Planning remains a key element to creating an urban environment that benefits us all. According to the Zurich Information Group (ZIG), ‘the inability of governments to provide appropriate infrastructure and public services is at the core of many urban challenges in developing countries.’ ZIG identifies four areas that need to be considered in future construction projects.
First, improving infrastructure.
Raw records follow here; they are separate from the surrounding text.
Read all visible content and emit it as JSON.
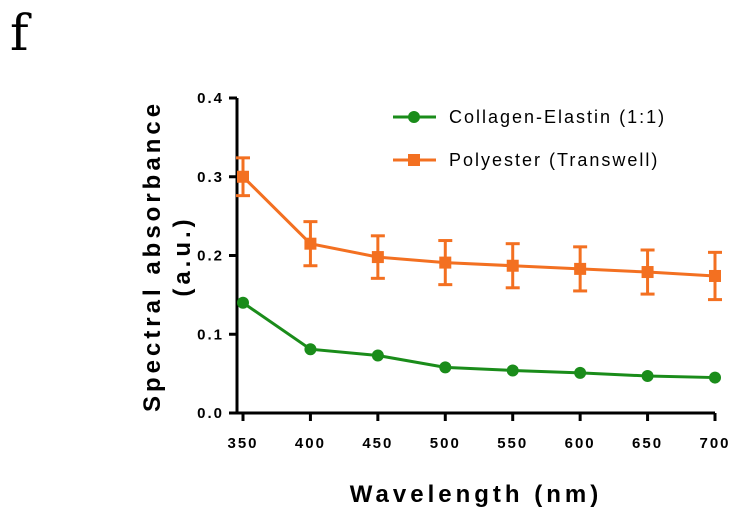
{
  "panel_label": "f",
  "chart_data": {
    "type": "line",
    "xlabel": "Wavelength (nm)",
    "ylabel_line1": "Spectral absorbance",
    "ylabel_line2": "(a.u.)",
    "x": [
      350,
      400,
      450,
      500,
      550,
      600,
      650,
      700
    ],
    "xlim": [
      350,
      700
    ],
    "ylim": [
      0.0,
      0.4
    ],
    "x_ticks": [
      "350",
      "400",
      "450",
      "500",
      "550",
      "600",
      "650",
      "700"
    ],
    "y_ticks": [
      "0.0",
      "0.1",
      "0.2",
      "0.3",
      "0.4"
    ],
    "grid": false,
    "legend_position": "top-right",
    "series": [
      {
        "name": "Collagen-Elastin (1:1)",
        "color": "#1a8c1a",
        "marker": "circle",
        "values": [
          0.14,
          0.081,
          0.073,
          0.058,
          0.054,
          0.051,
          0.047,
          0.045
        ]
      },
      {
        "name": "Polyester (Transwell)",
        "color": "#f37021",
        "marker": "square",
        "values": [
          0.3,
          0.215,
          0.198,
          0.191,
          0.187,
          0.183,
          0.179,
          0.174
        ],
        "error": [
          0.024,
          0.028,
          0.027,
          0.028,
          0.028,
          0.028,
          0.028,
          0.03
        ]
      }
    ]
  }
}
Given the quality of a city’s infrastructure is central to its residents’ quality of life, economic opportunities and feeling of social inclusion, ZIG says, ‘there is a growing need to transform how infrastructure is planned, delivered and managed as urbanisation, digitalisation and climate change increasingly impact the world.’
Second on ZIG’s watchlist is protecting public health. ‘When urbanisation is rapid and unplanned’, it says, ‘a combination of high population density, ageing populations, poverty and lack of infrastructure can have a negative impact on public health, primarily by fostering conditions in which communicable diseases can flourish.’
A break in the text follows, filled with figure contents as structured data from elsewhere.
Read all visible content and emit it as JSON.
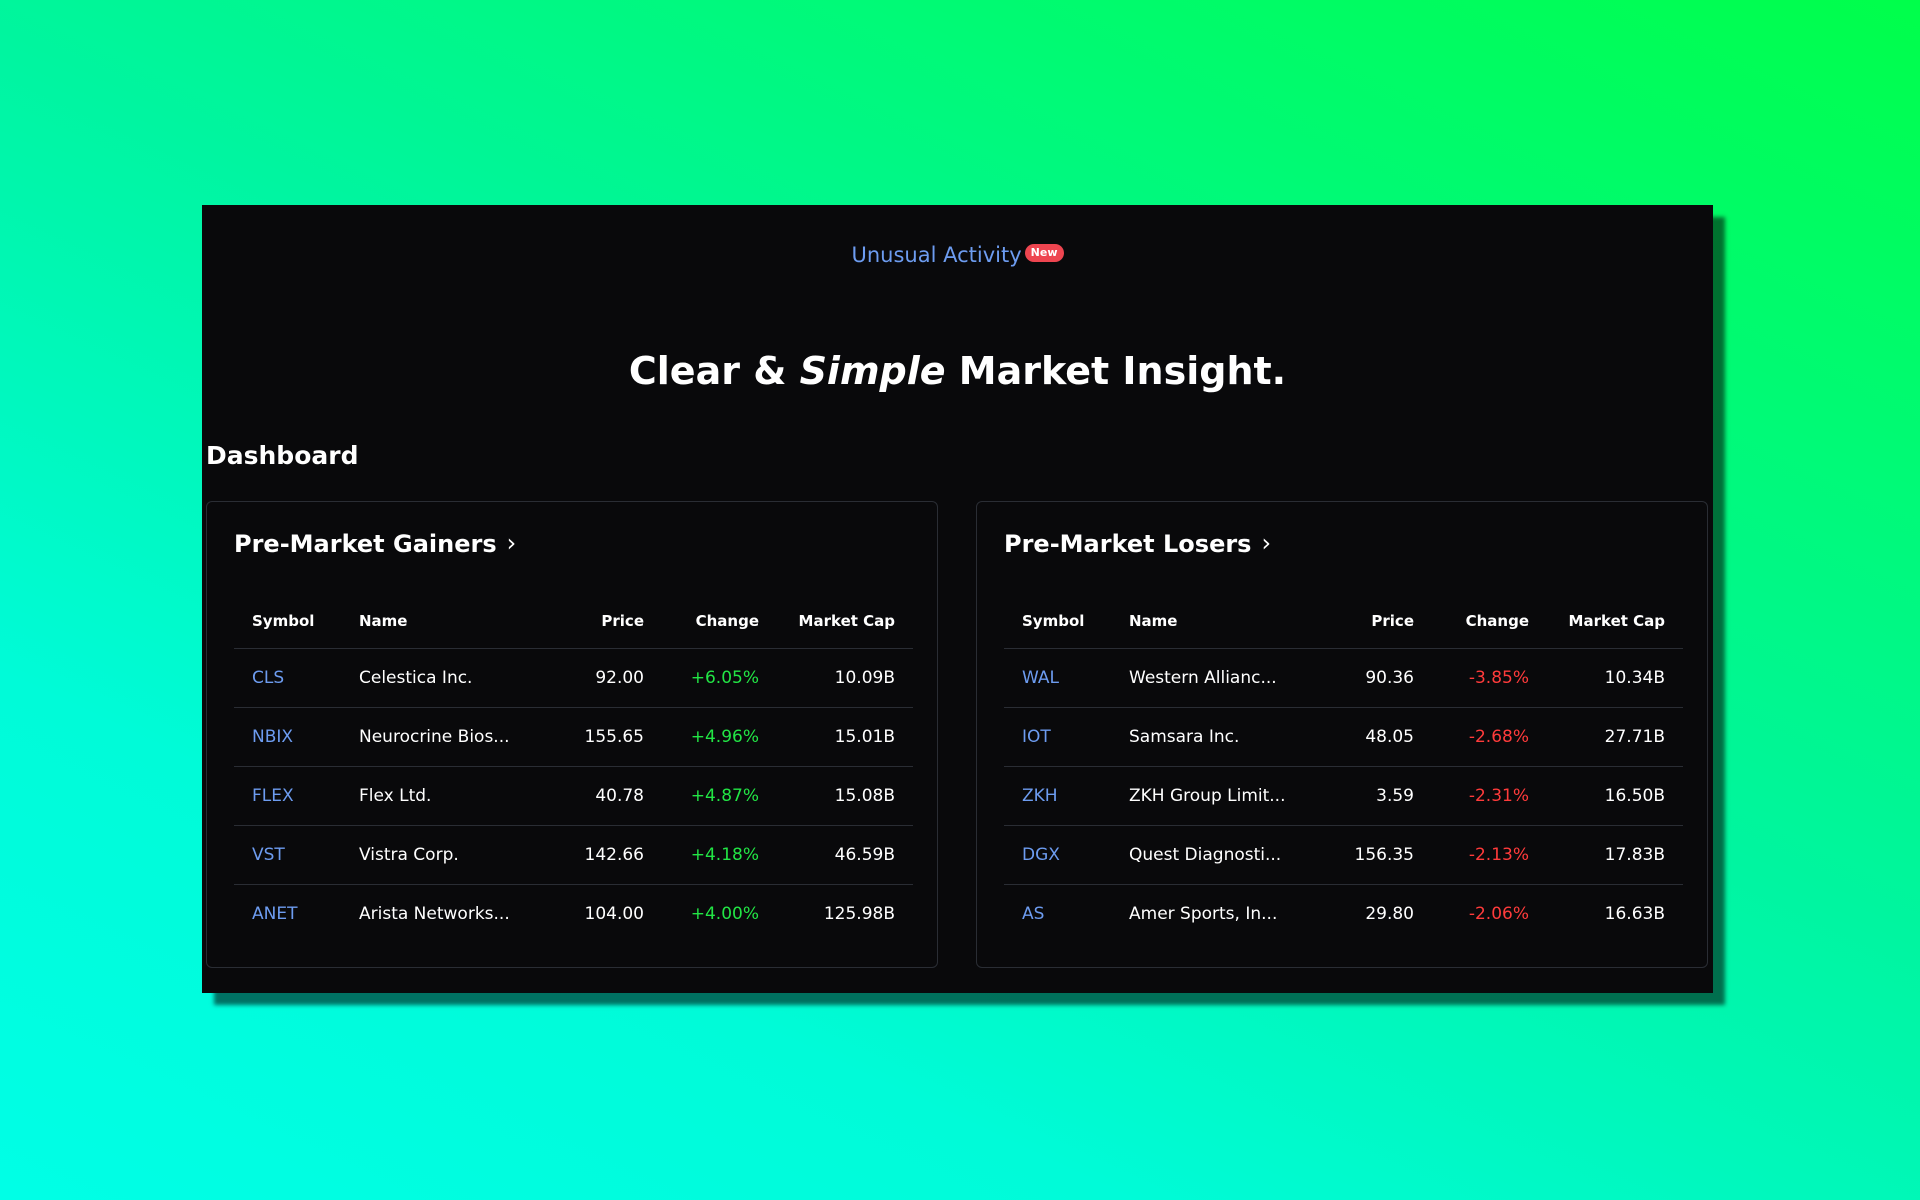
{
  "colors": {
    "window_bg": "#09090b",
    "link": "#6d9cf0",
    "badge": "#ee4550",
    "positive": "#22e545",
    "negative": "#ff3b3b"
  },
  "nav": {
    "unusual_activity_label": "Unusual Activity",
    "badge_label": "New"
  },
  "hero": {
    "part1": "Clear & ",
    "part2_italic": "Simple",
    "part3": " Market Insight."
  },
  "dashboard_title": "Dashboard",
  "columns": {
    "symbol": "Symbol",
    "name": "Name",
    "price": "Price",
    "change": "Change",
    "market_cap": "Market Cap"
  },
  "gainers": {
    "title": "Pre-Market Gainers",
    "chevron": "›",
    "rows": [
      {
        "symbol": "CLS",
        "name": "Celestica Inc.",
        "price": "92.00",
        "change": "+6.05%",
        "market_cap": "10.09B"
      },
      {
        "symbol": "NBIX",
        "name": "Neurocrine Bios...",
        "price": "155.65",
        "change": "+4.96%",
        "market_cap": "15.01B"
      },
      {
        "symbol": "FLEX",
        "name": "Flex Ltd.",
        "price": "40.78",
        "change": "+4.87%",
        "market_cap": "15.08B"
      },
      {
        "symbol": "VST",
        "name": "Vistra Corp.",
        "price": "142.66",
        "change": "+4.18%",
        "market_cap": "46.59B"
      },
      {
        "symbol": "ANET",
        "name": "Arista Networks...",
        "price": "104.00",
        "change": "+4.00%",
        "market_cap": "125.98B"
      }
    ]
  },
  "losers": {
    "title": "Pre-Market Losers",
    "chevron": "›",
    "rows": [
      {
        "symbol": "WAL",
        "name": "Western Allianc...",
        "price": "90.36",
        "change": "-3.85%",
        "market_cap": "10.34B"
      },
      {
        "symbol": "IOT",
        "name": "Samsara Inc.",
        "price": "48.05",
        "change": "-2.68%",
        "market_cap": "27.71B"
      },
      {
        "symbol": "ZKH",
        "name": "ZKH Group Limit...",
        "price": "3.59",
        "change": "-2.31%",
        "market_cap": "16.50B"
      },
      {
        "symbol": "DGX",
        "name": "Quest Diagnosti...",
        "price": "156.35",
        "change": "-2.13%",
        "market_cap": "17.83B"
      },
      {
        "symbol": "AS",
        "name": "Amer Sports, In...",
        "price": "29.80",
        "change": "-2.06%",
        "market_cap": "16.63B"
      }
    ]
  }
}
Thirdly, making cities more resilient to extreme weather events should be a priority for both local governments and the private sector. City infrastructure and its planning also has to become smarter and more sustainable. ‘This includes integrating digital technologies with physical assets and using data to see and understand things that were previously too big or interconnected to make sense of’, ZIG says.
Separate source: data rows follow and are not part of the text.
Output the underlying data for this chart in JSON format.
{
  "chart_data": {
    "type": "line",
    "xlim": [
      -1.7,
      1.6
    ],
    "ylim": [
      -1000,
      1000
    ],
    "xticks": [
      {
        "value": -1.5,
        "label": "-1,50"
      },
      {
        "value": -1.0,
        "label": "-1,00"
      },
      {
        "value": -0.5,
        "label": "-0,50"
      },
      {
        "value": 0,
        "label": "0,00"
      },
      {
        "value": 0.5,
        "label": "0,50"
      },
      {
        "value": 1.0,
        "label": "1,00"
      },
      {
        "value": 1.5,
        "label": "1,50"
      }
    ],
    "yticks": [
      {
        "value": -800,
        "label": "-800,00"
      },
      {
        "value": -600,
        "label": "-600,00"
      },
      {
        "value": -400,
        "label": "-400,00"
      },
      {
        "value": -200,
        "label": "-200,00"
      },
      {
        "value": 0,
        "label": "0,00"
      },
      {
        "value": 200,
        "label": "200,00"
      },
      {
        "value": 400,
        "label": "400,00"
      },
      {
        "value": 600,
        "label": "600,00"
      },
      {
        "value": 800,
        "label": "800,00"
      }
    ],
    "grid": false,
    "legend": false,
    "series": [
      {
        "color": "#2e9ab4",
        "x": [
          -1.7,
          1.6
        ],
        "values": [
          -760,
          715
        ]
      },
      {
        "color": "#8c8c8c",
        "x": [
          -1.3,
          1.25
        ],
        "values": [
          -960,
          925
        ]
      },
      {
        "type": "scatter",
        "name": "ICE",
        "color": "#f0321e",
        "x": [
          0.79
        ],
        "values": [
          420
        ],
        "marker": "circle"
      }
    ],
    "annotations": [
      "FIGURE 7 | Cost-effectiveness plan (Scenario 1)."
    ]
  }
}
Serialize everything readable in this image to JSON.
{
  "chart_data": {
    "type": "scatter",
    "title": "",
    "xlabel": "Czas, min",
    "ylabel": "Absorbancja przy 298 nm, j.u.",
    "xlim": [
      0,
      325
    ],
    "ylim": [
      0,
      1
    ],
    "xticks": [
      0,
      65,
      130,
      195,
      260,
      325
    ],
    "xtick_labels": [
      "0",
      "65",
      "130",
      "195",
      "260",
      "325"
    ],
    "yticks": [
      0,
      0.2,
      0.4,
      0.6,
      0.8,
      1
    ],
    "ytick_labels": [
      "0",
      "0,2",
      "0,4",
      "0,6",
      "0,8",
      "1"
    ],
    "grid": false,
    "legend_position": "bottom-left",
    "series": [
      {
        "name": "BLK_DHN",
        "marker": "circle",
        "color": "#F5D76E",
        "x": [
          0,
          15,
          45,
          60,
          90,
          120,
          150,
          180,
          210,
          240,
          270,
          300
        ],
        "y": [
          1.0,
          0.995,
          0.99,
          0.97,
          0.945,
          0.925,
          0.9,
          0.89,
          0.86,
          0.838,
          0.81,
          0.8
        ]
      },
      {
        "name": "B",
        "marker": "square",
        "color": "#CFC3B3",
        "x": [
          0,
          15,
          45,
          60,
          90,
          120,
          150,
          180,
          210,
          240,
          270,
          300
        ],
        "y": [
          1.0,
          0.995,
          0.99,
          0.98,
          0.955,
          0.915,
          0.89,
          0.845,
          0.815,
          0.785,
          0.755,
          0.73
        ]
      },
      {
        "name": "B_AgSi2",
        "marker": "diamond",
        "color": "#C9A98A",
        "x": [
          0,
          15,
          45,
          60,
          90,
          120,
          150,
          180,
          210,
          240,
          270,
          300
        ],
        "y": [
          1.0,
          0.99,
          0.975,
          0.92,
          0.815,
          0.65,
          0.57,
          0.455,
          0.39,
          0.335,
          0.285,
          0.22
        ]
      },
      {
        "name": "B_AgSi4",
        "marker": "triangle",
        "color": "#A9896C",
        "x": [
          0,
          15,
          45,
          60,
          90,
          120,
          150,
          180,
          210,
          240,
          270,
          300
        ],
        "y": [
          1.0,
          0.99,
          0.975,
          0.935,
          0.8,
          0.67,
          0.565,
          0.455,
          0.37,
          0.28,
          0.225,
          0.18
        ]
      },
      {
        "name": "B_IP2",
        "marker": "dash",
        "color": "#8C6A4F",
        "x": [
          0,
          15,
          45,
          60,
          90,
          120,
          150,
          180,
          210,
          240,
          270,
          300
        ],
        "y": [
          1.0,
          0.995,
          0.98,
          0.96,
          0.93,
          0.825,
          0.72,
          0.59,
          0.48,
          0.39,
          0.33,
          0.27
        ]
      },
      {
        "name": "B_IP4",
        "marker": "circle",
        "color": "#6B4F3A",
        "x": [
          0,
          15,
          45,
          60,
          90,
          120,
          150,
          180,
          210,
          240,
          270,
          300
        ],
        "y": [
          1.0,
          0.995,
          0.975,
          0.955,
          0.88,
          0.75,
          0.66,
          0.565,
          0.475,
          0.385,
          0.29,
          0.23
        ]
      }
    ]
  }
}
And lastly, there is a need to minimise what ZIG calls ‘social instability’. ‘For example, high population density can lead to property bubbles which enrich some while excluding others. This combination, especially when experienced by urban populations living in relatively close proximity, can increase social instability and destabilise the wider urban economy’, it says.
Why construction should embrace digital ways of working
According to the World Economic Forum (WEF), to deliver better urban environments, the construction industry needs to ’embrace digitalisation, establish new working practices and increase collaboration with the public sector’.
Rapid urbanisation puts increasing demands on how construction teams communicate. The built environment has been responding by making greater use of digital – paperless – methods of delivering buildings, from building information modelling (BIM) to design software technologies such as Bluebeam.
Infrastructure also needs to embrace 21st century digital innovation, the WEF says. ‘That goes for both projects being built today and for existing infrastructure that’s being expanded, retrofitted or repurposed to meet new needs or circumstances.’
Greener, smarter buildings
Urbanisation has prompted many to rethink how buildings for large population areas are delivered. One of the key impacts has been on the development and creation of sustainable buildings.
Another is modern methods of construction, where efficiencies and quality can be enhanced through factory-assembled buildings, delivered to a site ready to erect, along with successful management of processes and resources to minimise waste.
Similarly, the industry is increasingly geared towards meeting the demands of tech-savvy climate-aware occupiers looking for buildings that are both built sustainably and have a minimum operational impact on the world around them.
Silo thinking – an issue that will be familiar to many in construction – also needs to disappear, the WEF argues. ‘Fostering a more holistic, systemic approach to sustainable infrastructure and putting digitalisation to work requires a change in industry working practices and relationships that brings key stakeholders together in a unified pursuit of a clearly defined outcome’, it says.
Transforming ways of working in an era of digital construction and rapid urbanisation will not be easy, but this transition will be crucial for the future of the industry. Failing to recognise the negative consequences of how fast our cities are growing without taking appropriate action is a risk we cannot afford.